Cisco set to acquires Isovalent, a cloud-native security and networking startup. The companies did not share the purchase price.
Isovalent has helped develop eBPF, a key open source technology that gives developers deep insight into the operating system layer, typically Linux, but also Windows, while Cilium, another open source project created by the startup, gives visibility into cloud native applications. Tetragon is the company’s open source security visibility component.
It’s worth noting that Cilium is the default connectivity and security piece for Google Kubernetes Engine, Google Anthos and Amazon EKS Anywhere. It’s also being used in a who’s who of large enterprises including Adobe, Bell Canada, Capital One, Datadog, Palantir, IKEA and Sky.
It’s always tricky when a large company buys a startup built on popular open source projects like this and it could potentially cause consternation in both the community and the large companies who have come to depend on this software. Isovalent has key roles at the Cloud Native Computing Foundation (CNCF) and eBPF Foundation, where they are also big code contributors. But Gillis says it’s in the best interest of everyone that the open source pieces thrive as a standard going forward.

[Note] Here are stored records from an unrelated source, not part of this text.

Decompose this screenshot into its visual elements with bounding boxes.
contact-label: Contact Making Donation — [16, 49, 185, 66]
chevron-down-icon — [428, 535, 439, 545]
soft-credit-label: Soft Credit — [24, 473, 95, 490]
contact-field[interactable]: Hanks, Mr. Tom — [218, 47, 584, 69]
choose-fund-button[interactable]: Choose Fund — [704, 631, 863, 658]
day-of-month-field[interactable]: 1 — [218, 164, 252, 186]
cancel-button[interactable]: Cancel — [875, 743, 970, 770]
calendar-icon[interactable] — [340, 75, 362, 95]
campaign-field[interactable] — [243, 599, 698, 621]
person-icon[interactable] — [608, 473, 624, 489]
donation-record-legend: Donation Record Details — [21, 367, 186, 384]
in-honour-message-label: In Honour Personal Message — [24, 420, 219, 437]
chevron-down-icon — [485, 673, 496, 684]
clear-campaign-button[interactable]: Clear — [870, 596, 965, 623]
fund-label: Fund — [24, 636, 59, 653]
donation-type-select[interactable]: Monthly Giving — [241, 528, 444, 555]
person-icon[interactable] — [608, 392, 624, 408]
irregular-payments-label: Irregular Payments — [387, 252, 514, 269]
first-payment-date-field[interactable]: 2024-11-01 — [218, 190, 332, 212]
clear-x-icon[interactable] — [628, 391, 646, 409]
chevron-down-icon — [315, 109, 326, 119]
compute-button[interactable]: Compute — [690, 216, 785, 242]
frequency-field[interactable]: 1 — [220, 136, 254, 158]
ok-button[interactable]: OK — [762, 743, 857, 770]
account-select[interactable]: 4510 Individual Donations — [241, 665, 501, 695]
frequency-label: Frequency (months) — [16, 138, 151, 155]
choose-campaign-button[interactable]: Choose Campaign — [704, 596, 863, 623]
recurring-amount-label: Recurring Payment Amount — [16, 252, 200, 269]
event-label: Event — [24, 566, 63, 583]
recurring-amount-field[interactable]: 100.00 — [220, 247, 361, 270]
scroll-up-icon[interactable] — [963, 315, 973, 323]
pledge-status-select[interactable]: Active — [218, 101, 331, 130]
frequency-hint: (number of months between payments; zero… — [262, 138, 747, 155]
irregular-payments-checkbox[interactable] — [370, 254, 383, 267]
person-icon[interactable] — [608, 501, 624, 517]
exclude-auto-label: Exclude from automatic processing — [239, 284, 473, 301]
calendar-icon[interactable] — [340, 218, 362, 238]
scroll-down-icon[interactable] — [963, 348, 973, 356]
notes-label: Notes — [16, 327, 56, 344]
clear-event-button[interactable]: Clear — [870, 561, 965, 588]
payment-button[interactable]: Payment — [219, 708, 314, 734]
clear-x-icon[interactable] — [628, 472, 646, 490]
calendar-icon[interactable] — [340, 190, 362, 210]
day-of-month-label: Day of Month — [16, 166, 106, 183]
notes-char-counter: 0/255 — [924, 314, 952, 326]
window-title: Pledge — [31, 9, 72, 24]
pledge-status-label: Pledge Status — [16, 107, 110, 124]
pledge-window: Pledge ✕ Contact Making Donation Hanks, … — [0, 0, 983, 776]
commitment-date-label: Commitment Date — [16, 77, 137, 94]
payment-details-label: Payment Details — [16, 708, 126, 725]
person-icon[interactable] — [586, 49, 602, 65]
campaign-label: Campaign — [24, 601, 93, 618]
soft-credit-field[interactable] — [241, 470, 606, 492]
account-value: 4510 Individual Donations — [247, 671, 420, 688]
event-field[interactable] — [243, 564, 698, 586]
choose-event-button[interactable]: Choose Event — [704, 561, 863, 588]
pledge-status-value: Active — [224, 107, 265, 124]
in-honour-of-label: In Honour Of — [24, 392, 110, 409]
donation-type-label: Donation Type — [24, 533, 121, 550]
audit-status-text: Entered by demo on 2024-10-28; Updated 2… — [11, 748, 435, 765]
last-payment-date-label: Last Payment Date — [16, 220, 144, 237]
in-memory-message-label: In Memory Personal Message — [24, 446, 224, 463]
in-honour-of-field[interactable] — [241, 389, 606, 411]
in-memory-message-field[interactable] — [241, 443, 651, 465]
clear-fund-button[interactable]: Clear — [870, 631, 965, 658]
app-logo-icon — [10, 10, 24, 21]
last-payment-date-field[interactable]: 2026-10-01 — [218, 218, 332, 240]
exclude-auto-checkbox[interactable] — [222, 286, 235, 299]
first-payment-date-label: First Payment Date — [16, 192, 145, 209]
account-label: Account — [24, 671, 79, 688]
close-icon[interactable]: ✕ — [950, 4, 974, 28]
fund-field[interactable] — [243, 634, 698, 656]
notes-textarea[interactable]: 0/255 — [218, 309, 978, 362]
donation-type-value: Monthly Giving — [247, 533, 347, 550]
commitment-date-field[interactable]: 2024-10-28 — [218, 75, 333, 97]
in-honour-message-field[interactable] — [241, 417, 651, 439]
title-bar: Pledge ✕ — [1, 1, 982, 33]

Cisco was familiar with the company, even before today’s announcement, having participated in the company’s $29 million Series A at the end of 2020. The startup added a $40 million Series B in 2022 with Cisco also participating along with other strategic investors including Microsoft, Google and Grafana Labs.
Cisco has been extremely acquisitive this year, with this representing the eleventh acquisition by the company, the fifth related to security. The biggest of the bunch by far was the $28 billion Splunk deal announced in September.
This deal is expected to close some time in the second quarter next year.